We referred above to the attempt made by Captain Hill to carry off Mrs. Bracegirdle. Hill had offered her his hand and had been refused. He determined to abduct her by force. He induced his friend Lord Mahun to assist him. A coach was stationed near the Horseshoe Tavern in Drury Lane, with six soldiers to force her into it, which they attempted to do as she came down Drury Lane about ten o'clock at night, accompanied by her mother and brother, and a friend, Mr. Page. The attempt was resisted, a crowd collected, and Hill ordered the soldiers to let the lady go, and she was escorted home by her friends. She then sent for her friend Mr. Montford, who soon after turned the corner of Norfolk Street, where Hill challenged him, as he attributed Mrs. Bracegirdle's rejection of him to her love for Montford, which suspicion, however, was groundless, and ran him through the body before he could draw his sword. Hill made his escape; Montford died from his wounds.
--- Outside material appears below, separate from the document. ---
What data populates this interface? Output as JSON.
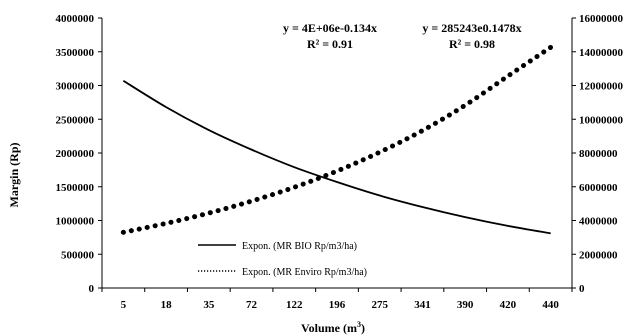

Even in more recent days actresses have made good matches. Miss Anna Maria Tree, of Covent Garden, in 1825 married James Bradshaw, of Grosvenor Place; in 1831, Miss Foote, the celebrated actress, became Countess of Harrington; Miss Farren, Countess of Derby; Miss Brunton, Countess of Craven; Miss Bolton became Lady Thurlow; Miss O'Neill married a baronet; Miss Kitty Stephens became Countess of Essex; Miss Campion was taken off the stage by the aged Duke of Devonshire. The list might be greatly extended, even to our own times; but the instances quoted are sufficient to show the prizes ladies may draw in the theatrical matrimonial lottery; and there are as good fish in the sea as ever came out of it.

VIII.

QUEER CLUBS OF FORMER DAYS.

The Virtuoso Club was established by some members of the Royal Society, and held its meetings at a tavern in Cornhill. Its professed object was to 'advance mechanical exercises, and promote useful experiments'; but, according to Ned Ward, their discussions usually ended in a general shindy, and results not to be described by a modern writer. The club claimed the merit of the invention of the barometer; but, for all that, its proceedings afforded fine sport to the satirists: thus, the members were said to aim at making beer without water, living like princes on three-halfpence a day, producing a table by which a husband may discover all the particulars of the tricks his wife may play him. The ridicule showered on the club at last reduced it to a little cynical cabal of half-pint moralists, who continued to meet at the same tavern. Convivially-disposed members of other learned societies have occasionally formed themselves into clubs. Thus some antiquaries, many years since, formed a club styled 'Noviomagians.' Mr. Crofton Croker was its president more than twenty years, and many other distinguished men were members.

A number of roistering companions used to hold a club at the Golden Fleece in Cornhill, after which they named their club. Each member on his admission had a characteristic name assigned to him—as Sir Nimmy Sneer, Sir Talkative Do-little, Sir Rumbus Rattle. They eventually adjourned to the Three Tuns, Southwark.